Selama berabad-abad Kesultanan Turki Usmani menjadi super power, bahkan pada abad ke-16 boleh dikatakan satu-satunya super power. Kekuasaannya meliputi seluruh Timur Tengah sampai ke Asia Tengah, Eropa Timur dan Afrika Utara. Di kawasan Eropa tentara Turki Usmani sempat menguasai Bulgaria, Serbia, Albania, Yunani, bahkan sempat memasuki kota Vienna atau Wina.
Setelah mengalami kekalahan dalam Perang Dunia I, Kesultanan Turki Usmani terus menerus mengalami kemunduran. Satu persatu daerah kekuasaannya lepas, baik yang berada di Eropa Timur, Asia Tengah maupun Afrika Utara. Sementara kelompok pro-Barat di dalam
negeri terus-menerus membangun kekuatan. Pada Akhirnya mereka berhasil menggulingkan Kesultanan Ottoman, kemudian menggantinya dengan Republik Turki yang sekuler pada 1923.
Mustafa Kemal yang menjadi pemimpin sekaligus simbol Bapak Sekuler Turki kemudian mendapat julukan “Attaturk” yang berarti “Bapak Turki”. Namanya kemudian lebih popular dengan Kemal Attaturk. Sampai saat ini patung dan fotonya masih menghiasi taman dan tempat-tempat umum di Turki. Bahkan, di Siprus wajah Kemal Attaturk diletakkan di atas bukit yang dapat dilihat dari kejauhan. Bagi Attaturk sekularisasi berarti menghapuskan nilainilai dan identitas Islam yang melekat pada seluruh aspek kehidupan publik di Turki. Kaum laki-laki harus menggantung jubah dan menggantinya dengan jas. Membuang sorban atau tarbus dan menggantinya dengan topi. Kaum perempuan harus menampakkan rambutnya dengan membuka cadar atau jilbab dan menampakkan betis atau pahanya. Lebih jauh lagi para pejabat dan aparat negara yang taat menjalankan agama disingkirkan secara sistematis.
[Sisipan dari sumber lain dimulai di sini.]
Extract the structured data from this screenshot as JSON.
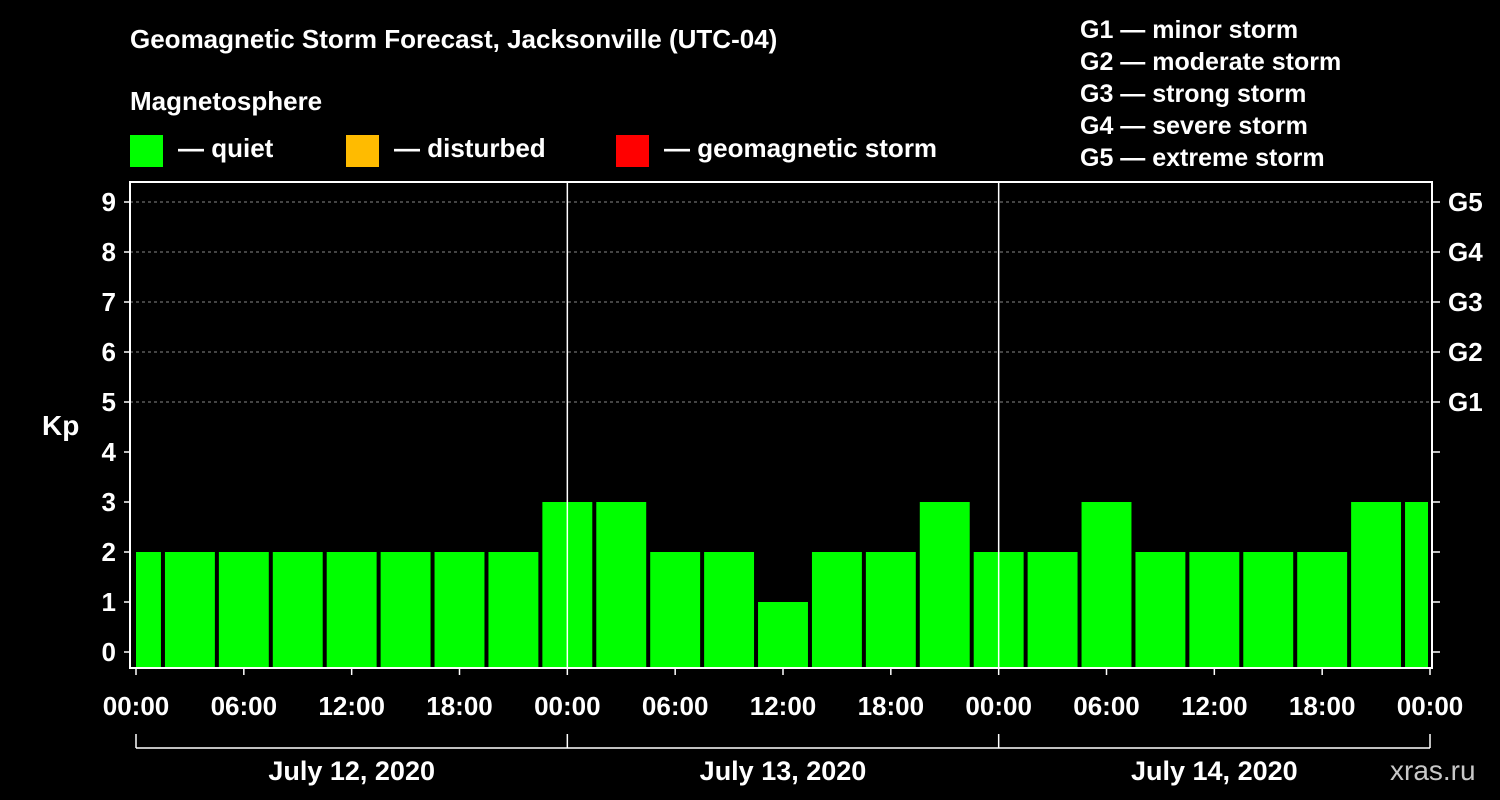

Namun, pada kenyataannya sekularisasi Turki hanya berhasil pada lingkaran elite saja, sementara rakyat kecil dan mayoritas petani tidak pernah berhasil disekulerkan. Mereka mengalami disorientasi kultural, bukan Barat tapi Timur juga tidak. Yang lama dibuang sementara yang baru belum juga tergapai. Dengan mengubah huruf Arab dan menghapus berbagai kosa kata yang berasal dari bahasa Arab atau Parsi yang terserap ke dalam Bahasa Turki, menyebabkan orang Turki mayoritas menjadi buta huruf dalam waktu sekejap. Sehingga, mereka tidak bisa mewarisi kekayaan intelektual dan budaya bangsanya sendiri.
Kader Erbakan
Pertemuan Pelajar Sedunia di Istambul dibuka oleh Presiden Abdullah Gul. Dalam sambutannya terasa sekali nafas dan spirit Islam di dalamnya, walaupun pemerintah Turki mengundang perwakilan hampir semua negara sahabat termasuk negara-negara Asia non-Muslim seperti Cina, India, Jepang dan Korea Selatan. Ia mencoba menampilkan wajah Islam yang ramah dan modern. Ia juga mengutarakan pentingnya Turki menjadi jembatan antara Eropa dan Asia, tidak saja dalam makna geografis tapi juga secara politis, yaitu antara Islam dan Barat yang kini sering menampakkan kesalahpahaman.
“Siapa sebenarnya Abdullah Gul,” tanyaku pada Ali Kucuk di tengah-tengah acara.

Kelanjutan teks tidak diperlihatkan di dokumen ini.